Mark Lombardi (1951-2000): Global Networks at The Drawing Center
By Adam Mendelsohn

Five weeks after the terrorist attacks on the World Trade Center, an F.B.I agent contacted the Whitney Museum of American Art to obtain a copy of Mark Lombardi’s drawing, BCCI-ICI & FAB 1972 -91 (4th Version) (1996-2000). The agent was interested in the work to gain insight into Osama bin Laden and his Al Qaeda network. Lombardi’s remarkable drawing, spanning some 11 feet in width, depicts the story of the Bank of Credit and Commerce International (BCCI), whose principals stole an estimated $12 billion dollars. According to Time magazine, it was the largest criminal enterprise in history.
Lombardi called his large-scale graphite drawings Narrative Structures. Using an adjustable splein or ship’s ark, Lombardi plotted the contractual relationships between the most powerful people in the world; presidents, mob bosses, dictators, terrorists, bankers, heads of state, CEOs, moguls, and even the Pope. Lombardi stated: "I call them Narrative Structures because each [drawing] consists of a network of lines and notations which are meant to convey a story… typically about a recent event that interests me."

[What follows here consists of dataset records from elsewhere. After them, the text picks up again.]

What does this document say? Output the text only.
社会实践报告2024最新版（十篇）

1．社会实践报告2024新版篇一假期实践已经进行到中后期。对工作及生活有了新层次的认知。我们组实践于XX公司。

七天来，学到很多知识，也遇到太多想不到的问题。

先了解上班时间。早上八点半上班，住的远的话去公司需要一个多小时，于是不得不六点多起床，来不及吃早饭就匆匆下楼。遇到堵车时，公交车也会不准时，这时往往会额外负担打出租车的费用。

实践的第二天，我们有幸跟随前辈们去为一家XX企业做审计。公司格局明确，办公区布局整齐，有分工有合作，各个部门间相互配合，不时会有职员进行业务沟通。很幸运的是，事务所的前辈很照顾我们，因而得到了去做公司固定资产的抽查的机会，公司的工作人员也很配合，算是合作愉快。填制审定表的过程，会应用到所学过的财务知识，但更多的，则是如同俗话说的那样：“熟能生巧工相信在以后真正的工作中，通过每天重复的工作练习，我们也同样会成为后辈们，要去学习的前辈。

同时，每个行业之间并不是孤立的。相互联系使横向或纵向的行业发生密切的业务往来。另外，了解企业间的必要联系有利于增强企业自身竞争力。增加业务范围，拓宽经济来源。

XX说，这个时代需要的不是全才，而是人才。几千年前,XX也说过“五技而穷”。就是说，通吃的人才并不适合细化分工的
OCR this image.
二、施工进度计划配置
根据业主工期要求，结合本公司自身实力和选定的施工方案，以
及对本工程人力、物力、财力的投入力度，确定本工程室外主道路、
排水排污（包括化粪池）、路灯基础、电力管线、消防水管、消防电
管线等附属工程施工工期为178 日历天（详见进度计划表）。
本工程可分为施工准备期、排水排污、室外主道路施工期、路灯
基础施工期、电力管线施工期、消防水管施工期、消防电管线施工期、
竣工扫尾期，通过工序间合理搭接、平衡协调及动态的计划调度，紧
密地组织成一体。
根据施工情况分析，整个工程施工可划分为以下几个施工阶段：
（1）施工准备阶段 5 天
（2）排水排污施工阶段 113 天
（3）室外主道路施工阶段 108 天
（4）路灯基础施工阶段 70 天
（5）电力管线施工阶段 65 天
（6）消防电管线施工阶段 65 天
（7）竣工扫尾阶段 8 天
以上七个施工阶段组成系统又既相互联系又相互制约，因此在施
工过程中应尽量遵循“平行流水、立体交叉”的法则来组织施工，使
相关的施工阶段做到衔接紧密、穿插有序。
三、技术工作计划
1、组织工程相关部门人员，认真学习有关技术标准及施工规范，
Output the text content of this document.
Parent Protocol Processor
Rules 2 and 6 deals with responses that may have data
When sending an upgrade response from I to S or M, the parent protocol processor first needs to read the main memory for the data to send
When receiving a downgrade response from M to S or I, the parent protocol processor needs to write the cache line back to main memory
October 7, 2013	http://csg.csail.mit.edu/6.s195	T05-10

Reading the drawings for the first time is an intoxicating experience. The fluid arcs and delicate compositions draw you near and as you approach, what began as some kind of astrological antiquity transforms into a complicated narrative where the notations, lines, and discs articulate real-life tales of corruption at the highest level. It isn’t easy to make sense of the drawings, even with a rudimentary understanding of the moments in history they surround. That doesn’t, however, interfere with the highly seductive quality they possess. It’s something to do with a compelling balance between objectivity and lyricism.
I find myself using the discs marked with red notations as entry points into the larger hive of whirling transactions. Those are the points which signify the restraint of illegal activity, any lawsuits, bankruptcy, criminal indictments, murder, death or legal actions taken against named participants. Like dead cells, they have lost their ability for symbiotic relationships. As I trace my way from the point of arrested development and into the nucleus of the drawing, I discover I have been schooled in modern power politics. The path doesn’t lead to any one meta-power. As writer Tan Lin noted in her article for Art in America, "Despite the circular format of these drawings, there is no central, unifying structural nexus or identifiable figure who might be seen as directing the various events. Instead, a diffuse constellation of power relations spans various time frames and continents." In other words, if you cut the head off in one place, it grows back in another.
Lombardi was known to be familiar with the theories developed by Deleuze and Guattari, who used rhizomes as a model for human interaction and capitalism. According to Robert Hobbs, curator of Global Networks, Lombardi was also struck by a press photograph showing J.F.K drawing flow charts on a blackboard to demonstrate teamster corruption. Mr. Hobbs goes on to suggest that the basic form of Lombardi’s drawings might have come from a document that was discovered during the Iran Contra debacle. In Feb. 1987, a crudely rendered, elaborate flow chart was found in Oliver North’s safe. The drawing graphically depicted a network of 23 offshore shell corporations and non-profit organizations that North had organized under the name Project Democracy. If Lombardi’s drawings sometimes look like airline flight charts, it’s not without irony to note that flight capital is a term used to describe the distribution of money between off-shore shell accounts. Otherwise known as money laundering, it is an activity Lombardi documents in his drawings. With a disregard for national and corporate barriers, the drawings show us vast sums of money bouncing around time and space like a steel marble in a pinball machine.
Lombardi acknowledged history painting as precedence for his art. Known as Grand Machines during the 19th century, history paintings sought to heroically represent important events. Coupling academic and artistic endeavor, one of its failings was perhaps that it privileged effect over accuracy, which I find not to be the case in Lombardi’s work. In more recent times, Lombardi’s investigative practice can be associated with Hans Haake and Gordon Matta-Clark’s earlier work involving NYC real estate scandals. In terms of scope and ambition, Lombardi’s work is possibly most comparable to Alfred H. Barr Jr.’s flow chart about Modernism. Barr Jr., the founding director of the New York Museum of Modern Art, shocked his associates with his near psychotic flow chart that wildly attempted to explain the order of things.
The video accompanying the show portrays Lombardi speaking authoritatively about his work in a friendly southern accent. At one point the video man asks: "Do you think that anyone is gonna come along and shoot you in the back of the skull tonight?" Smiling, Lombardi answers, "My line on it is there’s nothing on the charts that I can’t substantiate with a major published source." Where Lombardi’s work innovates the discipline of graphic design, it also encourages renewed appreciation of information display as art. Elegant and dazzling, the drawings are an expression of Lombardi’s core practice; research and sketching. Perhaps one day, the Lombardi technique will be taught at university.